Sophie is sensible enough about sex to know that this won’t necessarily ruin her chances of a good marital match – she knows, for example, that women don’t always bleed the first time they have penetrative sex, so that alone won’t disqualify her marriageability, and so she figures she can cover up her indiscretion and no one will be the wiser. However, it’s once she gets back to the capital that things get… odd. When she arrives, she is sped to the temple to be Ais-Seann’ed, but she’s surprised and embarrassed when the blessing of the goddess “rejects” her. We quickly learn that royal women who manifest powers are bound to the goddess on their twenty-first birthdays such that a large amount of the power they naturally have is diverted to the temple and effectively locked away from their use. They’re bound again, to their husbands, upon their eventual marriage, making their spouses a passive drain on their powers as well. Men also have their own, different magical abilities, unrelated to the health benefits they get from being bound to women with magic.
But this Ais-Seann binding only works on women who have yet to have penetrative sex; since Sophie is no longer a virgin, it won’t take, and everyone who’s in the know knows why –although, as we find out, most people don’t know why. The majority of the women who have been so bonded seem to have no idea that they can never live up to their full potential, or that their Ais-Seann was anything but a perfunctory blessing. As the story progresses, the people around Sophie are astonished and sometimes disturbed by the depth of her power and by the variety of magics, She is able to use not just earth magic, but blood magic (which is supposed to be an exclusively male realm, as earth magic is considered female) and possibly other types as well, and it seems clear that she is able to do these things because she wasn’t bound during her Ais-Seann as she should have been.

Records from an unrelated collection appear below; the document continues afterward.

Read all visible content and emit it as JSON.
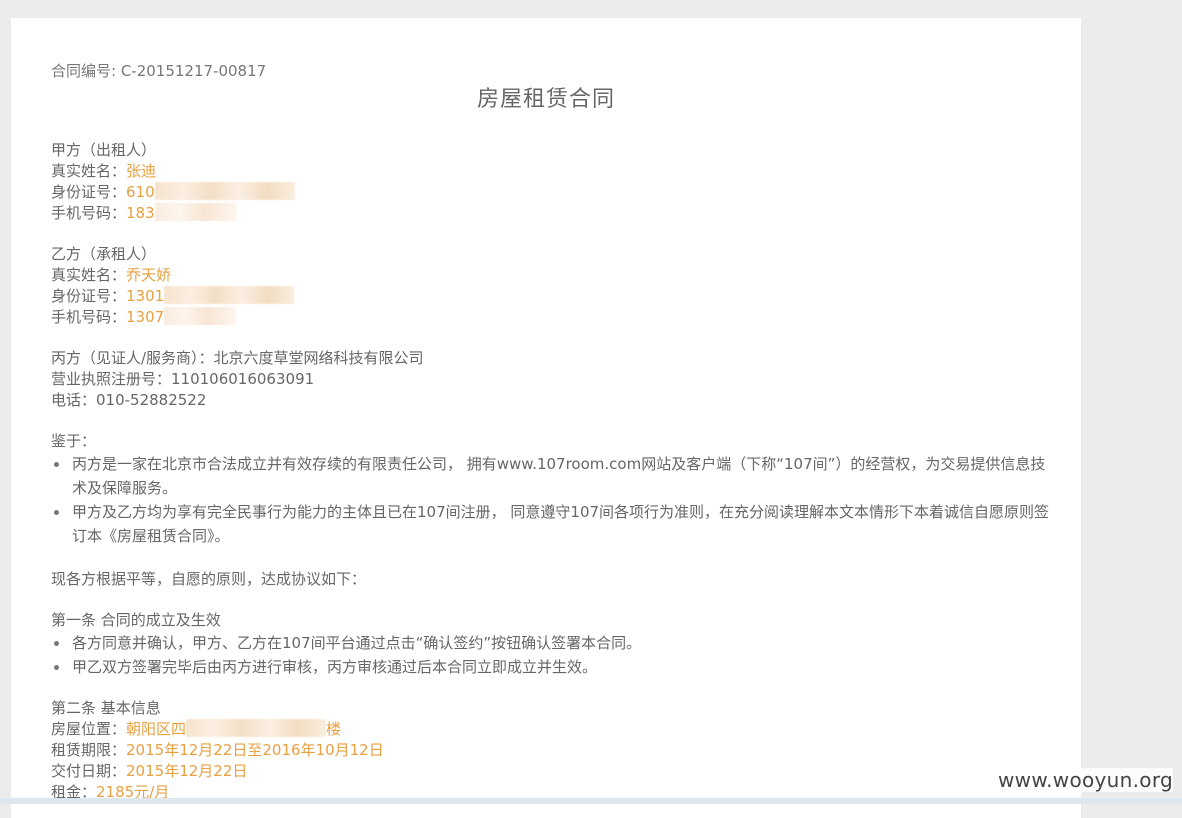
{
  "contract_no": "合同编号: C-20151217-00817",
  "title": "房屋租赁合同",
  "party_a": {
    "heading": "甲方（出租人）",
    "name_label": "真实姓名：",
    "name": "张迪",
    "id_label": "身份证号：",
    "id_prefix": "610",
    "phone_label": "手机号码：",
    "phone_prefix": "183"
  },
  "party_b": {
    "heading": "乙方（承租人）",
    "name_label": "真实姓名：",
    "name": "乔天娇",
    "id_label": "身份证号：",
    "id_prefix": "1301",
    "phone_label": "手机号码：",
    "phone_prefix": "1307"
  },
  "party_c": {
    "line1": "丙方（见证人/服务商）：北京六度草堂网络科技有限公司",
    "line2": "营业执照注册号：110106016063091",
    "line3": "电话：010-52882522"
  },
  "whereas": {
    "heading": "鉴于：",
    "items": [
      "丙方是一家在北京市合法成立并有效存续的有限责任公司， 拥有www.107room.com网站及客户端（下称“107间”）的经营权，为交易提供信息技术及保障服务。",
      "甲方及乙方均为享有完全民事行为能力的主体且已在107间注册， 同意遵守107间各项行为准则，在充分阅读理解本文本情形下本着诚信自愿原则签订本《房屋租赁合同》。"
    ]
  },
  "agreement_intro": "现各方根据平等，自愿的原则，达成协议如下：",
  "article1": {
    "heading": "第一条 合同的成立及生效",
    "items": [
      "各方同意并确认，甲方、乙方在107间平台通过点击“确认签约”按钮确认签署本合同。",
      "甲乙双方签署完毕后由丙方进行审核，丙方审核通过后本合同立即成立并生效。"
    ]
  },
  "article2": {
    "heading": "第二条 基本信息",
    "location_label": "房屋位置：",
    "location_prefix": "朝阳区四",
    "location_suffix": "楼",
    "term_label": "租赁期限：",
    "term_value": "2015年12月22日至2016年10月12日",
    "delivery_label": "交付日期：",
    "delivery_value": "2015年12月22日",
    "rent_label": "租金：",
    "rent_value": "2185元/月"
  },
  "watermark": "www.wooyun.org"
}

For what it’s worth, this is still way cooler. (via tenor)
There’s so much confusing and wrong here in terms of worldbuilding that I am not sure where to start. First of all, this is a society that believes in a goddess-oriented monotheism, has women as the major powers in the church, and allows women to rule alone as Queen without question. Why would it be so deeply patriarchal in nature? If a male-dominated religion looked at a country where the women were most powerful magically and were like “let’s come up with a way to subjugate them”, that would make a lot more sense, but instead, we have a world where women (the temple’s devotees are all female, with a female high priestess) worship a woman, but also actively work to keep women second-class citizens, and there’s no real reckoning with this. Her own love interest acknowledges, for example, that there’s a double standard for men and women where men are allowed to be sexual before marriage and women aren’t, but doesn’t go the extra step to condemn that. He even pushes back against accepting that it’s unfair when she finds out that he had slept with the widowed queen before he and Sophie had had their tryst.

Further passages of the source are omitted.